In March 2014, the Delaware Supreme Court affirmed a 2013 Court of Chancery decision holding that a going private merger with a controlling stockholder will be subject to the business judgment rule, rather than the far more stringent test of entire fairness, if the transaction is conditioned from its inception on (1) approval by an independent and fully empowered special committee of directors and (2) the uncoerced, informed vote of a majority of the shares held by persons unaffiliated with the controlling stockholder (a so-called majority-of-the-minority vote). The case, In re MFW Shareholders Litigation, represents an important development for private equity sponsors considering going private transactions with controlling stockholders.

The entire fairness test – the most rigorous test under Delaware law – is not only challenging to satisfy as a substantive matter, it is also highly fact intensive. This makes it very difficult to dispose of entire fairness litigation at a preliminary stage, which, in turn, means that entire fairness litigation can be expensive to resolve. Even though previous Delaware case law shifted the burden to the plaintiff to show that the merger was not entirely fair if one of the protective procedural steps described above was taken, the MFW case may be helpful (from the perspective of the private equity controlling stockholder) because, if the conditions the Court enumerated in its decision are met, the question of fairness need not be addressed at all by a reviewing Delaware court – the merger would instead be reviewed under the protection of the business judgment rule.

Entire Fairness vs. Business Judgment

Previously, the Delaware Supreme Court had consistently applied the entire fairness standard of review to all mergers where controlling stockholders were part of the acquiring group. The Court held in Kahn v. Lynch that where such a transaction was approved by either a special committee of independent directors or a majority-of-the-minority vote, the burden shifts to the plaintiff to show that the merger was not entirely fair. However, neither Lynch nor any of the cases following it, where a controlling stockholder stood on both sides of the transaction, involved a transaction that was conditioned on both special committee approval and a majority-of-the-minority vote (“procedural protections”). The Court called this a “vital distinction,” and approached the MFW case as one of first impression.

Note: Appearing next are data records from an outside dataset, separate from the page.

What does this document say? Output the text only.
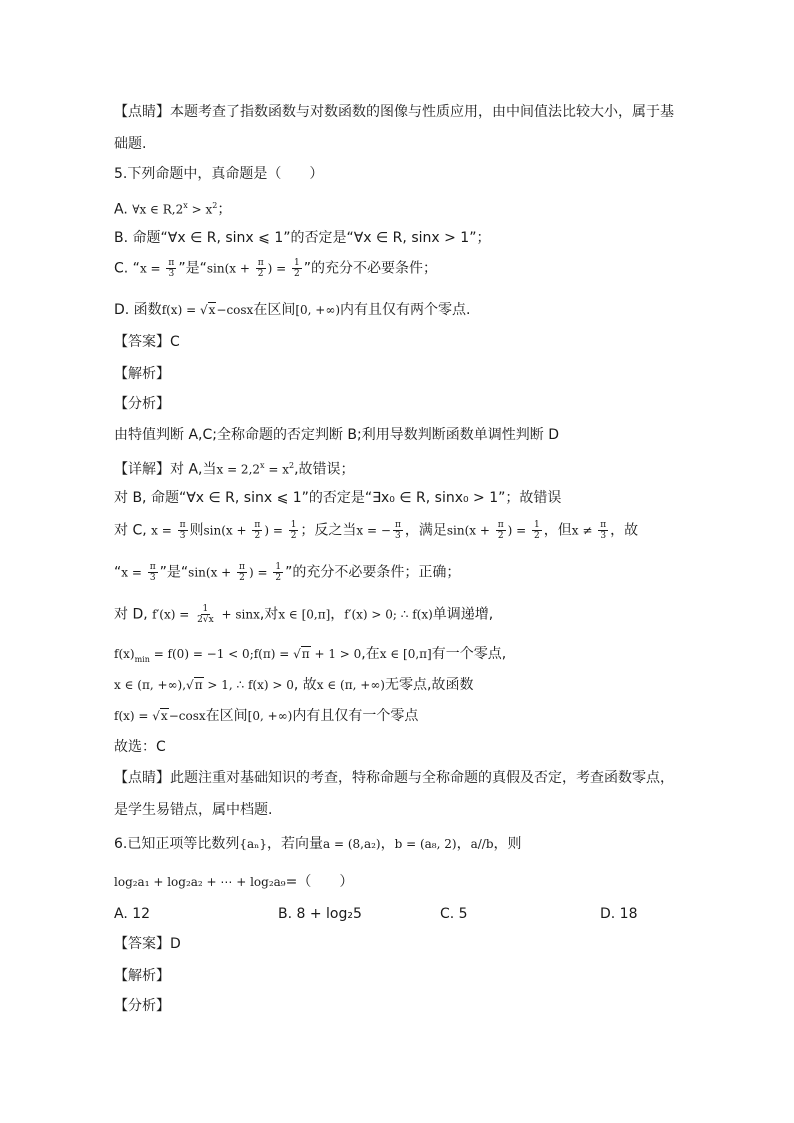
【点睛】本题考查了指数函数与对数函数的图像与性质应用，由中间值法比较大小，属于基
础题.
5.下列命题中，真命题是（　　）
A. ∀x ∈ $R,2^x > x^2$；
B. 命题“∀x ∈ R, sinx ⩽ 1”的否定是“∀x ∈ R, sinx > 1”；
C. “$x = \frac{\pi}{3}$ ”是“$\sin(x + \frac{\pi}{2}$ ) = $\frac{1}{2}$ ”的充分不必要条件；
D. 函数f(x) = √x−cosx在区间[0, +∞)内有且仅有两个零点.
【答案】C
【解析】
【分析】
由特值判断 A,C;全称命题的否定判断 B;利用导数判断函数单调性判断 D
【详解】对 A,当$x = 2,2^x = x^2$,故错误；
对 B, 命题“∀x ∈ R, sinx ⩽ 1”的否定是“∃x₀ ∈ R, sinx₀ > 1”；故错误
对 C, $x = \frac{\pi}{3}$ 则$\sin(x + \frac{\pi}{2}$ ) = $\frac{1}{2}$ ；反之当x = − $\frac{\pi}{3}$ ，满足$\sin(x + \frac{\pi}{2}$ ) = $\frac{1}{2}$ ，但$x \ne \frac{\pi}{3}$ ，故
“$x = \frac{\pi}{3}$ ”是“$\sin(x + \frac{\pi}{2}$ ) = $\frac{1}{2}$ ”的充分不必要条件；正确；
对 D, $f'(x) = \frac{1}{2√x} + \sin x$,对x ∈ [0,π]，f′(x) > 0; ∴ f(x)单调递增,
$f(x)_{min} = f(0) = -1$ < 0;f(π) = √π + 1 > 0,在x ∈ [0,π]有一个零点,
x ∈ (π, +∞),√π > 1, ∴ f(x) > 0, 故x ∈ (π, +∞)无零点,故函数
f(x) = √x−cosx在区间[0, +∞)内有且仅有一个零点
故选：C
【点睛】此题注重对基础知识的考查，特称命题与全称命题的真假及否定，考查函数零点，
是学生易错点，属中档题.
6.已知正项等比数列{aₙ}，若向量a = (8,a₂)，b = (a₈, 2)，a//b，则
log₂a₁ + log₂a₂ + ⋯ + log₂a₉=（　　）
A. 12	B. 8 + log₂5	C. 5	D. 18
【答案】D
【解析】
【分析】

The Court articulated the following four reasons for holding that business judgment, not entire fairness, is the appropriate standard of review where both procedural protections are implemented:

  • Where the controlling stockholder “irrevocably and publicly disables itself from using its control to dictate the outcome,” the controlling stockholder merger resembles a third-party, arm’s-length merger, which is reviewed under the business judgment standard.
  • Conditioning the transaction on both special committee approval and a majority-of-the-minority vote “optimally protects” the minority stockholders by providing “a potent tool to extract good value for the minority.”
  • Adopting the business judgment standard is consistent with Delaware law’s tradition of deferring to the informed decisions of impartial directors, particularly where ratified by the approval of disinterested stockholders, and will encourage controlling stockholders to provide these protections to minority stockholders.
  • The underlying purposes of entire fairness review and the dual protection structure—ensuring a fair price—are consistent.

Procedural Protections and Conditions

The Court emphasized that to be eligible for business judgment review, a controlling stockholder merger must satisfy each of the following conditions:

  • the controlling stockholder from the beginning must condition the transaction on both special committee approval and a majority-of-the-minority vote;
  • the special committee must be independent;
  • the special committee must be empowered to select its own advisors and to say no to a proposed transaction definitively;
  • the special committee must meet its duty of care in negotiating a fair price;
  • the vote of the minority must be informed; and
  • there must be no coercion of the minority.

How Useful is the Roadmap?

The Court provided a detailed roadmap. How often will it be followed? There are a few reasons for skepticism.

First, the extensive list of requirements to be satisfied may itself make it difficult to dispose of litigation at a preliminary stage. According to the Court, a plaintiff will survive a motion to dismiss and be entitled to discovery if it can plead a “reasonably conceivable” set of facts showing that a transaction fails to satisfy any of these conditions. Indeed, in a footnote the Court said that the MFW plaintiffs’ complaint would have survived a motion to dismiss.

Moreover, if, after discovery, there remain triable issues of fact as to whether the conditions were satisfied, the case will proceed to trial under an entire fairness review. This apparently means that if the defendants do not succeed in obtaining summary judgment on the applicability of the business judgment standard, then even if they can show at trial that all conditions were actually met, they will not be entitled to review under the business judgment standard – although satisfaction of all of the conditions will be powerful evidence that the deal was entirely fair.

Finally, private equity sponsors involved in going private transactions with controlling stockholders will continue to face a difficult choice, because the requirement to condition the deal on approval by holders of a majority of the unaffiliated shares can impose a significant degree of transaction risk. As we saw in the Dell transaction, the existence of such a vote can invite gamesmanship by activists. Sponsors considering such transactions should review carefully the size and composition of the unaffiliated stockholder base before deciding whether to take the route prescribed in MFW.